Foto: Andreas Kelm

Seit Monaten rumort es in der Darmstädter Kultur- und Bandszene: Die Alte Glasbläserei, eine der größten Sammelstellen für Proberäume in der Stadt, muss dichtmachen. Nach der Bekanntgabe der Kündigung im März 2023 – wir haben berichtet – ist Ende September das Mietverhältnis mit dem ZAS (Zweckverband Abfallverwertung Südhessen) offiziell ausgelaufen. Die Zukunft von vielen Darmstädter Bands ist weiterhin ungewiss. Für Irritation sorgt derweil eine Aussage über ein vermeintliches Angebot zur Übernahme des Gebäudes durch die Stadt. Nun meldet sich Stadtkämmerer André Schellenberg, der gleichzeitig auch stellvertretender Vorstandsvorsitzender des ZAS ist, auf P-Nachfrage zu Wort.

„Rettet die Glasi!“, steht auf dem Banner gegenüber der „Glasi“. Etwa 150 Leute haben sich am letzten Septembertag am Sensfelder Weg 8 in der Nordweststadt eingefunden, um gegen die Kündigung der Proberäume zu demonstrieren. Zwischen Redebeiträgen geben Musiker:innen aus der Alten Glasbläserei kleine Konzerte an dem Ort, an dem bis vor kurzem noch circa 25 lokale Bands regelmäßig proben konnten. Der ZAS, der auch Eigentümer des benachbarten Müllheizkraftwerks ist, hatte im Frühjahr aus genehmigungsrechtlichen und brandschutztechnischen Gründen ein Ende der Nutzung als Proberäume erklärt. In einem offenen Brief schildern die Musiker:innen, dass „ein Antrag auf Nutzungsänderung mit den notwendigen baulichen Maßnahmen“ laut eines vom ZAS beauftragten Architekturbüros „einen sechsstelligen Betrag kosten würde“.

Michael Marquardt von der betroffenen Indie-Band Dann Wohl Sophie sieht das kritisch – und ist etwas ratlos: „Da das dazugehörige Gutachten nie veröffentlicht oder die Summe konkretisiert worden ist, lässt sich darüber natürlich nur schlecht konstruktive Politik machen.“ Neben Maria Stockhaus (Die Linke) und Hildegard Förster-Heldmann (Die Grünen) spricht auch er auf der Kundgebung vor der Glasi, beide bekunden ihre Solidarität.
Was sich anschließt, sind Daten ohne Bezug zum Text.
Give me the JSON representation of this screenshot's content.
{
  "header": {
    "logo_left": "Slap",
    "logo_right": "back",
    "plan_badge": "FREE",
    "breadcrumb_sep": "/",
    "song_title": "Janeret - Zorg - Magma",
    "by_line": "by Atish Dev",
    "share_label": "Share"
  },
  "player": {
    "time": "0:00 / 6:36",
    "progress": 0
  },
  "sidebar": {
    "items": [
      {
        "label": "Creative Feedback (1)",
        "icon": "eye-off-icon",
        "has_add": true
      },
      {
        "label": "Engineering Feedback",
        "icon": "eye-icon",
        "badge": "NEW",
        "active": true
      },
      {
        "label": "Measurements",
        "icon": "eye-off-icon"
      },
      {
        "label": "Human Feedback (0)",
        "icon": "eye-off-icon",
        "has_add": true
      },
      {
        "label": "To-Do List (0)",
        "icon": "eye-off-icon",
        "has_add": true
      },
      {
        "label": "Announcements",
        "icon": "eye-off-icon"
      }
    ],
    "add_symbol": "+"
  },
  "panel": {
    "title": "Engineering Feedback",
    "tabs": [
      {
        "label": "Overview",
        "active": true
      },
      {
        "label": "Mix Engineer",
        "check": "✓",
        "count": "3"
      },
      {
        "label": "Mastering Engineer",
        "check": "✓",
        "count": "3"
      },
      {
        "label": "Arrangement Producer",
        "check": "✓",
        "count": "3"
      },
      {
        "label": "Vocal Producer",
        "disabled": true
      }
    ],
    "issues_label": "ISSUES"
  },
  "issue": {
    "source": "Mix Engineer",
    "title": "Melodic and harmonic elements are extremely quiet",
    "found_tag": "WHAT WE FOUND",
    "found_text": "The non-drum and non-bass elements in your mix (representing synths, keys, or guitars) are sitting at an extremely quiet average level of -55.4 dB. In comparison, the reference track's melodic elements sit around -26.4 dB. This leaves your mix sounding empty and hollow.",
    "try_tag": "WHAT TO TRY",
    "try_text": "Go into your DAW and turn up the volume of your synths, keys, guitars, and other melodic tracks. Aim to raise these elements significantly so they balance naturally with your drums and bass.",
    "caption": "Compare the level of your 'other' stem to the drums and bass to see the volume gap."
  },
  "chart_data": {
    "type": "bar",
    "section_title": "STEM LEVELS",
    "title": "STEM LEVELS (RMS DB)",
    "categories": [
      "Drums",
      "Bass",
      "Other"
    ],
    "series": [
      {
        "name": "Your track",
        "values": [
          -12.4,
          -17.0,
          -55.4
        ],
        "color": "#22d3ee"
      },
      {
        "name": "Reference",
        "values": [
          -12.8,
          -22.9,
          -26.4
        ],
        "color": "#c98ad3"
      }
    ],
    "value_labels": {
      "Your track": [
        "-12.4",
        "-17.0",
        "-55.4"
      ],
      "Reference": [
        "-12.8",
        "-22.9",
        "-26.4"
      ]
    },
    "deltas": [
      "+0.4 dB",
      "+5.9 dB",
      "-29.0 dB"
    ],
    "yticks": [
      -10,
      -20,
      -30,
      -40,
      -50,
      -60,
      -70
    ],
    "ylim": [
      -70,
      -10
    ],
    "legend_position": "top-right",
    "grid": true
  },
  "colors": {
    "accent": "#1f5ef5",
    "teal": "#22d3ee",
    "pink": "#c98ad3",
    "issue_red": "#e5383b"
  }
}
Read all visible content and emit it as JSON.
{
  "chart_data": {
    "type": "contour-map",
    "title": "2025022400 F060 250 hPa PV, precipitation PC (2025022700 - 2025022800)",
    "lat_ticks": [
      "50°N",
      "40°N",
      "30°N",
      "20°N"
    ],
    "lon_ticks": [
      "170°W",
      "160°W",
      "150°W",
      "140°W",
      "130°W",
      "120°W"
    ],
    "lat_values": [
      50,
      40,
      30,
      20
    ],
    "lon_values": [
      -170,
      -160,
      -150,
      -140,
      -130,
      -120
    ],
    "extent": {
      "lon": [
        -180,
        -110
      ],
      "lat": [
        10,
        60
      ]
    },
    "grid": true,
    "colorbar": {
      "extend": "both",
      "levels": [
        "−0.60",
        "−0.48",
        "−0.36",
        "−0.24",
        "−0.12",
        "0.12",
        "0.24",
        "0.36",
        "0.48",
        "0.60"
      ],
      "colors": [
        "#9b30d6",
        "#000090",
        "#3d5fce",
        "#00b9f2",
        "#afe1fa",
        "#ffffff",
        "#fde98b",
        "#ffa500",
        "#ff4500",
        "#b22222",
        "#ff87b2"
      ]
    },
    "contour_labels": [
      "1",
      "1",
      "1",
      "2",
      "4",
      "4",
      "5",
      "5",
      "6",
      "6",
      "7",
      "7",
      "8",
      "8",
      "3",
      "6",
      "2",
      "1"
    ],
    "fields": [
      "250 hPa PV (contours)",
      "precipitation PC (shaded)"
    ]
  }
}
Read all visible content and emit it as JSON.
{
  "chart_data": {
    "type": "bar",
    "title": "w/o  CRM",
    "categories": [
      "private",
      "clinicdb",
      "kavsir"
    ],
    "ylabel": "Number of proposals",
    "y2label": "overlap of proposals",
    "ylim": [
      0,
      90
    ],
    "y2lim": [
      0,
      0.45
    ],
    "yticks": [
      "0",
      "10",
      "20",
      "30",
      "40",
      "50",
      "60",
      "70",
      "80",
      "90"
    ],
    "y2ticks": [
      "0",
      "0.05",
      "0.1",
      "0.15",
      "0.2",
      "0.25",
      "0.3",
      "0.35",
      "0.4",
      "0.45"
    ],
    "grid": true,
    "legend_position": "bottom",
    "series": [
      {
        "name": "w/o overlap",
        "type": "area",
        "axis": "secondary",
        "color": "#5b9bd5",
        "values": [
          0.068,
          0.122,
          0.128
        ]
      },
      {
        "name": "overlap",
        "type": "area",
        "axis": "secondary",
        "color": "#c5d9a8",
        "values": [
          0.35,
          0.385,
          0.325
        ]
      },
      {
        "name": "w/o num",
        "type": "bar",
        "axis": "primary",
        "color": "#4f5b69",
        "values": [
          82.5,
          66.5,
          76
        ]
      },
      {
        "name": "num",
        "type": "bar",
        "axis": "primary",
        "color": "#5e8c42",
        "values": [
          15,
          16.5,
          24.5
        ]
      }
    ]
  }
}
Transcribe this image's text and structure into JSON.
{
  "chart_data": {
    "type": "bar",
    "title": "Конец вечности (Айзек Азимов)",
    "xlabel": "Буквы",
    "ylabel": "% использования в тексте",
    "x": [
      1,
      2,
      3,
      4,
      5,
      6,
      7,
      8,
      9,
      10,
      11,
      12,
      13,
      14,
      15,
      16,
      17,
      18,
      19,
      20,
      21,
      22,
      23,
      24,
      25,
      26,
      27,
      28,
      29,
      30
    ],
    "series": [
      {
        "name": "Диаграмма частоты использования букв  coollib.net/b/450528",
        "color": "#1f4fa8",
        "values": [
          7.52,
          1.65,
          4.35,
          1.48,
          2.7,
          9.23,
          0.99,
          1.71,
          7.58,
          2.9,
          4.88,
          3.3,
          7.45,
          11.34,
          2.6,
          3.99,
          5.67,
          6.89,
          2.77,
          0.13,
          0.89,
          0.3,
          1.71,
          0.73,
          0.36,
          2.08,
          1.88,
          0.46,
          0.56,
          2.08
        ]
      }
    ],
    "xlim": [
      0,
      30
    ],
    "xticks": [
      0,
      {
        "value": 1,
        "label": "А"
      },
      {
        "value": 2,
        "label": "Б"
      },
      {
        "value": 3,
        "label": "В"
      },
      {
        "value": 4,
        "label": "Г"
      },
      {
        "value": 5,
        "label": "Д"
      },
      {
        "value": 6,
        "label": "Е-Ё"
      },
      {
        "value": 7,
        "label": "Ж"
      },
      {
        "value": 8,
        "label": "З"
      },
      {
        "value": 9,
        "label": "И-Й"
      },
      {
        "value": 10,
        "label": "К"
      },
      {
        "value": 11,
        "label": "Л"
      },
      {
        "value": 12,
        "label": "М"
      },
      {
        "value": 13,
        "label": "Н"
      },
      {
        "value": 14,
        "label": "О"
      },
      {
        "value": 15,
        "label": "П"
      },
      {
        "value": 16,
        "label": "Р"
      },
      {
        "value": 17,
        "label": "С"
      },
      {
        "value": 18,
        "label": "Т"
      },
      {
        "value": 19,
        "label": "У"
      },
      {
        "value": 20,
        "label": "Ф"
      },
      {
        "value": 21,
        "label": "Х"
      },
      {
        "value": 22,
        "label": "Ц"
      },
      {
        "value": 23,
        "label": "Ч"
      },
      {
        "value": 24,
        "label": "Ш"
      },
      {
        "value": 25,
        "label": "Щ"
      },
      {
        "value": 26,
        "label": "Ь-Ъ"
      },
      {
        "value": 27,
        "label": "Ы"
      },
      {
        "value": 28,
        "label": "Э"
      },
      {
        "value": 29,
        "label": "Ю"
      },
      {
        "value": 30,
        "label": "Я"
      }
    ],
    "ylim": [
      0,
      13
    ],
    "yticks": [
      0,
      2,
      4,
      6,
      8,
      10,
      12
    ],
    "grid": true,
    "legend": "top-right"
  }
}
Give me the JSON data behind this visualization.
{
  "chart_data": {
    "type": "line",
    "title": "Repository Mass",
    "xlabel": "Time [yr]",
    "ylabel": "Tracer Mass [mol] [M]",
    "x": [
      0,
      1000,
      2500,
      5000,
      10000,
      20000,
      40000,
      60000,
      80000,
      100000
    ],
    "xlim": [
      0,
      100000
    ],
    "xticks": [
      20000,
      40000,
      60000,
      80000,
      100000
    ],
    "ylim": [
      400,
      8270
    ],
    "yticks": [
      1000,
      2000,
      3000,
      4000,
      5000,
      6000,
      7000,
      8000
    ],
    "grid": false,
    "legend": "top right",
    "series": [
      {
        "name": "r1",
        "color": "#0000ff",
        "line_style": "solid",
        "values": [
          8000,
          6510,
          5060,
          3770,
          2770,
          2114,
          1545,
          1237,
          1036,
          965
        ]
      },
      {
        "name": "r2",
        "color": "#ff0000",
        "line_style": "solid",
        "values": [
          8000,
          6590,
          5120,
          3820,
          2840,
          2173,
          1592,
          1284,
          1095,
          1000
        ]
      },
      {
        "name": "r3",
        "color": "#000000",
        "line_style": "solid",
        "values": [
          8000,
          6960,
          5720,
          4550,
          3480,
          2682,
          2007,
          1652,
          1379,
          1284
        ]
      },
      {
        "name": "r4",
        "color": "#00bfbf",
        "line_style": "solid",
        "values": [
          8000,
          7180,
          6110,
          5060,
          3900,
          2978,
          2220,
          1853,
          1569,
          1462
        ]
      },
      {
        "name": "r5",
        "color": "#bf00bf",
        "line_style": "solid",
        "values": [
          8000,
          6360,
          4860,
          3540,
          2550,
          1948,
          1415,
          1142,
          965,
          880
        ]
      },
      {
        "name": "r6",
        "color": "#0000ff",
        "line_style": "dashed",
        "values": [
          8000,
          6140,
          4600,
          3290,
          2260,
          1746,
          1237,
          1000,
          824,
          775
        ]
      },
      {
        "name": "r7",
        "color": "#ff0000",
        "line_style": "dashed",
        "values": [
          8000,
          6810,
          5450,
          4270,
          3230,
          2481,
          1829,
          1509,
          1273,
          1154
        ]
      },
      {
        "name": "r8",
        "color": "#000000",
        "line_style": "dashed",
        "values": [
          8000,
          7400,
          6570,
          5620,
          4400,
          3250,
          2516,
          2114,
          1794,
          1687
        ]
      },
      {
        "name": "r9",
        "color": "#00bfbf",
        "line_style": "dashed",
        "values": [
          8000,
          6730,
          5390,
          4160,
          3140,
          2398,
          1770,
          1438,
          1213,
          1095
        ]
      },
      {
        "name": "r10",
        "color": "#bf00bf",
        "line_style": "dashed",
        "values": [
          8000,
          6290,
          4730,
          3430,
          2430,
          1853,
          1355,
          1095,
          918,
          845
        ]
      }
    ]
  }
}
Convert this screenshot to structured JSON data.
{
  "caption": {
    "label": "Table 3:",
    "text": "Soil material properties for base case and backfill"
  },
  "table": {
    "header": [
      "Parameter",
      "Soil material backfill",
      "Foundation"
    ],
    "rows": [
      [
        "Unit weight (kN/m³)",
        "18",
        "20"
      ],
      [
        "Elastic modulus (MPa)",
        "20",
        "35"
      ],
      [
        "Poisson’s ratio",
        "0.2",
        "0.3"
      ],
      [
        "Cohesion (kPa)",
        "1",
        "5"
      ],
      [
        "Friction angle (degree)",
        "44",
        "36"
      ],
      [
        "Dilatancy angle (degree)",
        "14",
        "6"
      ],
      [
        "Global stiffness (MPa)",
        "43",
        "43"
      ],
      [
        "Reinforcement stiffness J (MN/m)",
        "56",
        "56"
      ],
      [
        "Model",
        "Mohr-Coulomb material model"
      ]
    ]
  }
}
Als Reaktion auf die Kündigung befinden sich nun viele betroffene Bands in einer Art Übergangslösung – auch zurück in den Keller des Elternhauses mussten manche. Zudem besteht die Gefahr, dass Bands sich ohne Probemöglichkeit auflösen müssen. Wer etwas Glück hatte, konnte einen Proberaum in der Umgebung ergattern – etwa in Rodgau oder Weiterstadt. „Dadurch verschärft sich das Problem allerdings mittelfristig nur“, erklärt Marquart. „Die Proberäume dort sind ja teilweise auch schon überfüllt. Damit leiden wiederum noch mehr Bands unter der Situation – insbesondere junge Bands, die es so noch schwieriger haben, überhaupt einen Fuß in die Tür zu bekommen.“ Diese verstärkte Konkurrenzsituation sei seiner Meinung nach „einer Stadt mit kulturellem Welterbe nicht würdig“.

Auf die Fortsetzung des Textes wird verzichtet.